Of Green Tea Cups

Growing up in a military family meant moving a lot; but no matter where we lived, we always went to Grandma’s house for Christmas. I remember Grandma’s house more vividly than any of my own. Perhaps it’s because we moved often and she never did. Grandma’s house was the one constant in my ever-changing childhood, and my favorite place in her house was the coat closet.

In the bottom of that closet was a box, placed there especially for us children. The box held a spinning top with a crank handle, a jack-in-the-box, some lettered blocks, and a few other toys. But our favorite playthings were not the items designed for children, but the olive green tea cups and saucers that Grandma had added to the mix from her kitchen. Long after we had tired of “Pop Goes the Weasel,” my sisters and I would still be sitting cross-legged on the floor around the coffee table, sipping our pretend tea—with a pinky poking out—and talking about “adult” things. For a special treat, Grandma would wash the cups and let us fill them with hot cocoa…. I still love sipping tea with my sisters, though I now favor chairs over sitting on the floor.

bare branches bend—
cold wind welcomes hot cocoa
steam curls, rises

Copyright © 2018 Abigail Gronway – All Rights Reserved


My response to dVerse Poets Pub Haibun: Delving into the Traditional

Lillian is hosting Haibun Monday this week and she has given us a full explanation of this traditional form so that we can do our best to write our own haibuns in the spirit of the masters.

Today Lillian would like us to journey together into the interior of  the house we grew up in, or the first house we remember living in, and try to recall a room or place in that house that still resides in our memories. She asks us to take our minds around the rooms and see what details we can picture. Do we remember this room because of something that happened there…..or someone who habitually sat there?

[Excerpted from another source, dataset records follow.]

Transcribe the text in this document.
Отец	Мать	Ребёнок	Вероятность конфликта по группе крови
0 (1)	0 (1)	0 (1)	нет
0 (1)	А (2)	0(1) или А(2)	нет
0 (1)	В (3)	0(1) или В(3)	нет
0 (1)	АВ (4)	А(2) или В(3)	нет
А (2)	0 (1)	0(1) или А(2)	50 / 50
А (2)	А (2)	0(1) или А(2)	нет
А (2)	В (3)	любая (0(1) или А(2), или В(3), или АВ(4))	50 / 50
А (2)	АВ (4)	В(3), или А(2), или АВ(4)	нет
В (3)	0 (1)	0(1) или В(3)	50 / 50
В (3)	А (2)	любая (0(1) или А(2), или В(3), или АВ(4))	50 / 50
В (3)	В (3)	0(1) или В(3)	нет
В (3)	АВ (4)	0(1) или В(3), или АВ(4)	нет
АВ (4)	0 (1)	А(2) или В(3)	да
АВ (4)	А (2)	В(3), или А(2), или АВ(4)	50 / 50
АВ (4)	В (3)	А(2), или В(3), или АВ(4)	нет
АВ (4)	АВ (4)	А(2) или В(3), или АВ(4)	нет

Our haibun should begin with one or two short paragraphs describing that room—a true account, not fiction—followed by a haiku that adheres to the musts as given by Lillian:

  • nature-based
  • 3 lines of 5-7-5 syllables (or short-long-short)
  • have a direct or subtle relationship to the prose paragraphs without being a restatement or summary of the same
  • must include a KIGO, a word or phrase associated with a particular season
  • must have two parts, divided by a KIREJI, a cutting word. We don’t really have an equivalent in English, so we often substitute a dash, comma, ellipsis, or exclamation point. But sometimes there is simply a natural pause.

 

8 Replies to “Of Green Tea Cups”

  1. I love this! So glad you posted to the prompt. I love how you contrasted your constant moving with still having a physical place of stability in your grandmother’s house. In the second paragraph of prose we’re privileged to go inside her house with you….and enter that special closet. The details of what’s in the box delight us as we the reader, open it with you….and in the examining of the contents more closely. So very sweet to see you and your sister sitting on the floor with the green tea cups. Your grandmother was indeed special….knowing just how to please two little girls by washing those cups and filling them with hot chocolate. This is a wonderful reminiscence – I hope you share this post with your sister!
    The haiku is lovely — does it make sense to you if I say it has a softness and warmth to it as did your grandmother’s comforting ways? The first line bases it in nature — bare branches are a kigo for winter…perhaps seen through a frosted window pane or actually while being outside, not just seeing the outside. The kireji comes in the reading, the pause after that first line – moving us inside to just perhaps hearing the wind while we are holding the warm cocoa. I think a hyphen at the end of that first line might make the kireji even more apparent.
    This is just a wonderful haibun, through and through!

    Liked by 1 person

    1. Thank you for your detailed comments, Lillian. You know, I had a hyphen at the end of the first line, and I removed it. I’ll put it back. Writing a haiku related to the interior of a house took me out of me comfort zone, but I found “hot cocoa” listed under winter kigo on the website you referenced, in the human relations category.

      Thank you, too, for your detailed explanation of this form. This was my third time writing a haibun. Yesterday I looked back at the other two and realized they did not come close to following the rules. I’m glad to be learning and improving as a poet.

      Liked by 1 person

      1. 😊. Oh yes! Hot cocoa as a winter kigo- I just stopped at the bare branches as a winter kigo.

        I really enjoyed reading all the posts for this prompt. The reading as well as the research on traditional haiku helped solidify what it should be. I figured out a saying to help me remember: nature plus 2 K (kigo and kjiero).
        I don’t dare look way back at mine as the only thing I really knew about haiku was the 5-7-5 syllabic rule. Toni, who used to be a pub tender, is masterful at traditional haiku and I always learned a lot from her posts.